02 December 2015

Christmas Spirit, and Poverty

It has been my habit to activate an Advent Wreath graphic on this blog, and as my profile picture on Facebook. Today, "Cyber Monday" as we now must name it, is when I would do it.

Doing that, on this blog, is the work of only a minute or two. So why do I hesitate?

In much of the apocalyptic language in the Hebrew Scriptures, (Cf. Jeremiah or Daniel,) the coming of the Messiah is called, "The Day of the Lord." The picture is not kind, gentle or peaceful. Over and over one reads, "On that day" followed by foretellings of judgment. Mathew 25 moves the story into the New Testament with the foretellings given by Jesus himself describing the coming judgment. Mathew 25 is never included in the Christmas lectionary.

Given the complete mess, we have made of God's creation, and the rampant injustice visible anywhere one chooses to look, why exactly should we pray for that coming event?

So, are these merely the bleak meanderings of an old, destitute, and depressed fat man? Maybe, and yet maybe not. John the Baptiser did not appear with a message of comfort, he came proclaiming that the day of the Lord, the kingdom whose birth would be an event of judgment and terror. If we listen to Jesus both affirming John and in his own comments, the day of the lord is to be devoutly delayed.

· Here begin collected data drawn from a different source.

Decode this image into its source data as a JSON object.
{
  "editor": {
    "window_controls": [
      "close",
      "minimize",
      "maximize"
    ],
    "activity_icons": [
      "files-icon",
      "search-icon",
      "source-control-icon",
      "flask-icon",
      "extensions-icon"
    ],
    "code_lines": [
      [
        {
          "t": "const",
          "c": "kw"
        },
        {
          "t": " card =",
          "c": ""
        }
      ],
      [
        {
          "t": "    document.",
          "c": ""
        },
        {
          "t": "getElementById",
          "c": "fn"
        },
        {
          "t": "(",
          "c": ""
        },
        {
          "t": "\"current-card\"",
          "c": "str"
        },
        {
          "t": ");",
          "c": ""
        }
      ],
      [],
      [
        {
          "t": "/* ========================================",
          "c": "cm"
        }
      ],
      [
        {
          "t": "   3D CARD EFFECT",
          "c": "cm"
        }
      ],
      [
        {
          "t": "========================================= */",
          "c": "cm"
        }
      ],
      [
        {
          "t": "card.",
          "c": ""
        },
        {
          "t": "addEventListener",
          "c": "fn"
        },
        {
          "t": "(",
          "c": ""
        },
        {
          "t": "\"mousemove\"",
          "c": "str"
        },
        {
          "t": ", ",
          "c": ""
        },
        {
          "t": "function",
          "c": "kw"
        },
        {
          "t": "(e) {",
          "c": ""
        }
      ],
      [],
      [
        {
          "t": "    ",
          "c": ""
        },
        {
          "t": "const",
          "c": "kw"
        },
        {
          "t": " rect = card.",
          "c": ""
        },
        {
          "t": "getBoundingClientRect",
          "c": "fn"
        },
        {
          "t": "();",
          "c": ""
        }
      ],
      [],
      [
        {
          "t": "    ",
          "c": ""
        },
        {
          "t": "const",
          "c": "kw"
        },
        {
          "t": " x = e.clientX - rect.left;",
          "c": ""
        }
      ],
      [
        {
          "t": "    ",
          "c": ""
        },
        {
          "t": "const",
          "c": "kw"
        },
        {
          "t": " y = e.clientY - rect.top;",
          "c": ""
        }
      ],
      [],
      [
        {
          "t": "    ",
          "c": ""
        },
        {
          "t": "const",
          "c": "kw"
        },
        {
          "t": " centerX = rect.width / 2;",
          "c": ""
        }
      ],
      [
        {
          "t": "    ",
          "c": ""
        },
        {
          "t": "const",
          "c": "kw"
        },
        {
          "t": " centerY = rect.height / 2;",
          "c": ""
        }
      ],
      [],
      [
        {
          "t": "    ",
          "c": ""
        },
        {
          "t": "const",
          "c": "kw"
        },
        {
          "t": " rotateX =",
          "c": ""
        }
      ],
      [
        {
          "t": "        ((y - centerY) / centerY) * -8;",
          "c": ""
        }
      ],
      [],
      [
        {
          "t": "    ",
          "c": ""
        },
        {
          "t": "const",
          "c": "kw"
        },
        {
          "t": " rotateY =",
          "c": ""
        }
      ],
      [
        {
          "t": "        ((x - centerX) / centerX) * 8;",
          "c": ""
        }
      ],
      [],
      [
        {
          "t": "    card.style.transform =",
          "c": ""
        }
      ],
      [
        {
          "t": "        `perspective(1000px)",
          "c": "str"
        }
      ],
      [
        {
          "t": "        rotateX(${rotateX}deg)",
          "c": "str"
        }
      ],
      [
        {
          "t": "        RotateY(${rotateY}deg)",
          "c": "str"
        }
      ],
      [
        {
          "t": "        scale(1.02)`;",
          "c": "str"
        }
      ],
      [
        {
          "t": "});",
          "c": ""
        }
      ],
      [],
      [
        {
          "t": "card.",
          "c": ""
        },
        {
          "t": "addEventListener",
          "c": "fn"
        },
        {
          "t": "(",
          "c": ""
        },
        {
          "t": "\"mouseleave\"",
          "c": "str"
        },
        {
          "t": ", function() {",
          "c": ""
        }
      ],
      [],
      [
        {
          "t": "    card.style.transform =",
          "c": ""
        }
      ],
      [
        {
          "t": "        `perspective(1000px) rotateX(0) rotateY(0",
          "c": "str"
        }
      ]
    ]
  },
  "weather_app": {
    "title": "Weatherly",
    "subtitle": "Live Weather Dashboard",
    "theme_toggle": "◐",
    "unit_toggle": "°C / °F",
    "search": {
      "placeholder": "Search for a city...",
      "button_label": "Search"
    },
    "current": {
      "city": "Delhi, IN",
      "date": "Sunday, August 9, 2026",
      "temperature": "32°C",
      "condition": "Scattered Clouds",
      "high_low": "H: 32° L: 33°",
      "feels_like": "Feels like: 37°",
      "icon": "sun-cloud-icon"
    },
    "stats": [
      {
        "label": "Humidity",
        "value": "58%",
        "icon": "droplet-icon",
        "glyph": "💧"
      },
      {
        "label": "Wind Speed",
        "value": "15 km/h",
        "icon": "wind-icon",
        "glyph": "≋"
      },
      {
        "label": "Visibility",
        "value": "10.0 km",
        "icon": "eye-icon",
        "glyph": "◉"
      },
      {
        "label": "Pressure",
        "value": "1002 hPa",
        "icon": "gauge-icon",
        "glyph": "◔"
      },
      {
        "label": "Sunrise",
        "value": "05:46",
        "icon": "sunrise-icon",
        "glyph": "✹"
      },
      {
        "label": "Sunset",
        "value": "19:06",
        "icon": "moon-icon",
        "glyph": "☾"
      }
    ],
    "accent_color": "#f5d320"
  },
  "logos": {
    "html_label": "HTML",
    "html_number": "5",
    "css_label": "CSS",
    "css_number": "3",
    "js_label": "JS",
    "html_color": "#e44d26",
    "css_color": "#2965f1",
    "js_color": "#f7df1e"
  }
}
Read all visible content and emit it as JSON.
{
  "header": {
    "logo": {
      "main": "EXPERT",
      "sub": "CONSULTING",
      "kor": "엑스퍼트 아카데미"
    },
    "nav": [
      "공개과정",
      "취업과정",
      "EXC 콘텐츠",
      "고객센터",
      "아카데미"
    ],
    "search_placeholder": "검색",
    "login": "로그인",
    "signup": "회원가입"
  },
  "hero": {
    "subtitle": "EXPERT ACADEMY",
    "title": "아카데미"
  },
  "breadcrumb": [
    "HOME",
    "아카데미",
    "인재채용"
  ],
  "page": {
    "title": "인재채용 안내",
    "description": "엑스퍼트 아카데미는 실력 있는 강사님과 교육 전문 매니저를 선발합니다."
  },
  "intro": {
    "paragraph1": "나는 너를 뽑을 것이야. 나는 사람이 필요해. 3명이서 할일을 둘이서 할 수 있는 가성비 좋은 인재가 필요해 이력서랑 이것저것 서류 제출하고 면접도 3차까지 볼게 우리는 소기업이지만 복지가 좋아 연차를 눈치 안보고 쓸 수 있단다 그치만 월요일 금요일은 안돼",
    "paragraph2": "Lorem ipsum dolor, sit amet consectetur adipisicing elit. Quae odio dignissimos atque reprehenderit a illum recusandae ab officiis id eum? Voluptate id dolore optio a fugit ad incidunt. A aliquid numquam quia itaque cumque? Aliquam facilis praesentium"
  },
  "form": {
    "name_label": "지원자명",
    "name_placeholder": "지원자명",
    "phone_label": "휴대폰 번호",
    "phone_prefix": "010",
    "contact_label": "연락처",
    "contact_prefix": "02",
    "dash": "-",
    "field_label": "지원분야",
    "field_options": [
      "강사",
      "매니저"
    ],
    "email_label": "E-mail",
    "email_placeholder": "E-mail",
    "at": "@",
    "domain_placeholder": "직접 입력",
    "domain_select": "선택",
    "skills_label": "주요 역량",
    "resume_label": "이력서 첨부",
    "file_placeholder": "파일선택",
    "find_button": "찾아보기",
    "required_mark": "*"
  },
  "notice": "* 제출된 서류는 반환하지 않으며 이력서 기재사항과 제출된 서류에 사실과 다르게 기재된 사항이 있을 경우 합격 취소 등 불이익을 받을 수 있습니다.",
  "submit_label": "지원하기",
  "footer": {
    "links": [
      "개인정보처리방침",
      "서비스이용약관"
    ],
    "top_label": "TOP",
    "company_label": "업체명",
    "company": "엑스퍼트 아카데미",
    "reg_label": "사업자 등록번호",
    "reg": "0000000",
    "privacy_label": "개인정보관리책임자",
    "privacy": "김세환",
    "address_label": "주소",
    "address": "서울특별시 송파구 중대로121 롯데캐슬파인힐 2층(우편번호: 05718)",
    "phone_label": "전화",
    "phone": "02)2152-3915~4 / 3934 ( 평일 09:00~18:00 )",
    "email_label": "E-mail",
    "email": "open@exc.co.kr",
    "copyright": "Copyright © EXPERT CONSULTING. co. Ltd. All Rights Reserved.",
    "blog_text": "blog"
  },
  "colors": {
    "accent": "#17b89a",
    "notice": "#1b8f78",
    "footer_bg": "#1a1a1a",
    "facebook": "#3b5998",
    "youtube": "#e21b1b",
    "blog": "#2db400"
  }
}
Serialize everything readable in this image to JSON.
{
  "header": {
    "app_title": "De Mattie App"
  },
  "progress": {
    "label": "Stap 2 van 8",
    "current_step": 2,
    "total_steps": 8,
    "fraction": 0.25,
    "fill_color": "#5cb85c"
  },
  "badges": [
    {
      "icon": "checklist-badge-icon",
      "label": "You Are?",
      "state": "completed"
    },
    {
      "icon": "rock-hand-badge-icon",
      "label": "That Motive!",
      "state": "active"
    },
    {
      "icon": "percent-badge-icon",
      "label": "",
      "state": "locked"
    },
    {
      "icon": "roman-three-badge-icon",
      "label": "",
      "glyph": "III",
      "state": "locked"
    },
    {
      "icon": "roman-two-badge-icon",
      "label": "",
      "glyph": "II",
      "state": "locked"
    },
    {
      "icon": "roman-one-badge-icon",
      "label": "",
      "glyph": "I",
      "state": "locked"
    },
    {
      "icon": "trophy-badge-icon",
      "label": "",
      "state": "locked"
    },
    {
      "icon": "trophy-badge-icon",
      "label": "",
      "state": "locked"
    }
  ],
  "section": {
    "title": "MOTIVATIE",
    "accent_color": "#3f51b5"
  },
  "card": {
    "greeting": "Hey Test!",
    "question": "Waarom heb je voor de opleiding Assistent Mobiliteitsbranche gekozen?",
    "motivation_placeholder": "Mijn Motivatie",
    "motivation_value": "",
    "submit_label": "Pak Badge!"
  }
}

And yet here we are, Catholics, Lutherans, Anglicans, the churches of the liturgical year, in Advent. We pray, "Oh come, Oh come." That prayer calls to mind the ancient Celtic saying, "be careful what you pray for: you might get it!"

We have sanitized the day of the lord. We do not want the mature Christ who drove the merchants from the Temple, and disrupted the sacrificial system, the Jesus who quite intentionally led his followers into Judea by crossing the Jordan, mimicking and claiming Joshia. No, we want the baby, the distorted image of Mary.

"Be careful what you pray for, you may get it." Jesus comes to all of us. The question is what we do about it? Maybe I am just not ready for the baby, the anticipation. We shall see.